Hâsılı, mesele gelip İslâm adına bilinmesi gerekli olan şeylerin bilinmesine, idrak edilmesi ve hayata geçirilmesi zarûrî olan hususların kavranıp yaşanmasına bağlanmaktadır. Zannediyorum Müslümanlar, bunları yapamamanın cezasını çekiyorlar bugün. Tarihin şehadetiyle sâbittir ki; bugüne kadar zamanın aşındırıcı dişleri arasında çiğnenmemiş ne bir millet, ne bir toplum, ne bir devlet ve ne de bir medeniyet vardır. Şimdiye kadar ne büyük devletler, ne muhteşem imparatorluklar ve ne medeniyetler o gaddâr u devvârın dişleri arasında öğütülüp gitmişlerdir de bunu kimse durduramamıştır. Evet, herkes, her toplum, her millet bir gün mutlaka mîâdını dolduracak ve yok olacaktır. İkbâlleri idbarlar takip edecek ve bir bir gelenler bir bir gidecektir. Ancak birinin talih yıldızı sönerken, bir başkasınınki parlayacak ve bu şekilde ölüm ve doğumlar birbirini takip edip duracaktır. Bu Allah'ın (cc) bir kanunudur. İnsanlar ve medeniyetler doğarlar, büyürler ve ölürler. Biz de bir mânâda, eski şartlar çerçevesinde mîâdımızı doldurmuş sayılırız.
Öte yandan; 8-10 asırdan beri, milletimiz bir kısım kâfir ve zalimler tarafından sürekli baskı altında tutulmakta ve gelişip inkişaf etmesine fırsat verilmemektedir. Evet, şu 8-10 asırlık tarihimiz itibarıyla bizler, İslâm'ı temsile çalışırken, korkunç bir taassup ve yobazlıkla gelip gelip bize toslayan bir düşman cephe vardı ki, hiçbir zaman ellerini yakamızdan çekmediler. Tek başına bir milletin bütün bunlara mukavemet etmesi ise çok zordu. Bakın, Haçlı seferleri başladığı günden itibaren, hiç durmadan gelip gelip üzerimize çullandılar. Biz 3-4 asır sürekli bunları göğüsledik. Sonra Devlet-i Âliye ile uğraşmaya başladılar; hatta onun içine sızıp bu koca milleti paramparça ederek birbirine düşürdüler.. yer yer içimize ırkçılık mülâhazaları atarak, Türk'ü Kürd'e, Kürd'ü Boşnak'a, Boşnak'ı Arnavut'a vurdurdu ve herkesi birbirinin kurdu haline getirdiler. Çekip giderken de geride bir sürü virüs bıraktılar. Bütün bu olumsuzlukları da geri kalışımızın sebepleri arasında zikredebiliriz.

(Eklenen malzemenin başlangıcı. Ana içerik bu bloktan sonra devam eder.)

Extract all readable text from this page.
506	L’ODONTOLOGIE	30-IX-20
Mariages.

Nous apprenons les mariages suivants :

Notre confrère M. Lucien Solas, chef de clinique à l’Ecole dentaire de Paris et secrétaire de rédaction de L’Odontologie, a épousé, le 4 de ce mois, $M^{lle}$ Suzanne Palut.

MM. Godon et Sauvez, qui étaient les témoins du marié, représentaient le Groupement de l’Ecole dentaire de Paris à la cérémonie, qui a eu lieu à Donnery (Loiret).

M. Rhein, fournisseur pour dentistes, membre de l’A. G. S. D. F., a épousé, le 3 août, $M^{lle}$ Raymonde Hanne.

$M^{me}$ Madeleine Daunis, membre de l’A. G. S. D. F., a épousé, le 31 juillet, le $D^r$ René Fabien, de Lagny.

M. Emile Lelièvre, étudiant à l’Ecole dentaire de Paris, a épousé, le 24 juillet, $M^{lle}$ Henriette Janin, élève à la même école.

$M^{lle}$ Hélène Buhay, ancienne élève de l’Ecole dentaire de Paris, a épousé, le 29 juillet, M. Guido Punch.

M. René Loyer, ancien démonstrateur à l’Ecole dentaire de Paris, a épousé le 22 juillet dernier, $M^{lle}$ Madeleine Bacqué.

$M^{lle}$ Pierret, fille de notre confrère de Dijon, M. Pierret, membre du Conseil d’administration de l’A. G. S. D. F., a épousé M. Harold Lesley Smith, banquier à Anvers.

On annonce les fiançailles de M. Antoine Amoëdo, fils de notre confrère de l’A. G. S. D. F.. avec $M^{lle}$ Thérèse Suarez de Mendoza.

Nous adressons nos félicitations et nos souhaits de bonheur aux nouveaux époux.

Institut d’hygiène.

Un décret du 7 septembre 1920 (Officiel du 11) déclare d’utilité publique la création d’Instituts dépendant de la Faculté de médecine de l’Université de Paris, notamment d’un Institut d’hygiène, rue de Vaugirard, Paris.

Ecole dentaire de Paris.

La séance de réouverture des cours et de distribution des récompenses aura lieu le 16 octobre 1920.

Entelijansiyamızın gafleti de, geri kalışımızın önemli sebeplerinden biridir. Buna münevver körlüğü' de denebilir. Evet bir dönemde, biz de ilim, teknik ve teknoloji açısından aydınlanma mülâhazasıyla dışarıya bir hayli insan göndermişiz. Ancak gidenlerin çoğu gittikleri yerlerde mahiyet değiştirmiş, fıtrat ve karakter dejenerasyonuna uğramış, hatta bunlar arasında milletini, tebaasını değiştirenler bile olmuş.. ve sonra bu çarpık beyin gücü hiç de arzu edilmeyen bir seviyeye ulaşmış ve koskoca bir millet üç-beş maceraperestin gadrine uğramıştır.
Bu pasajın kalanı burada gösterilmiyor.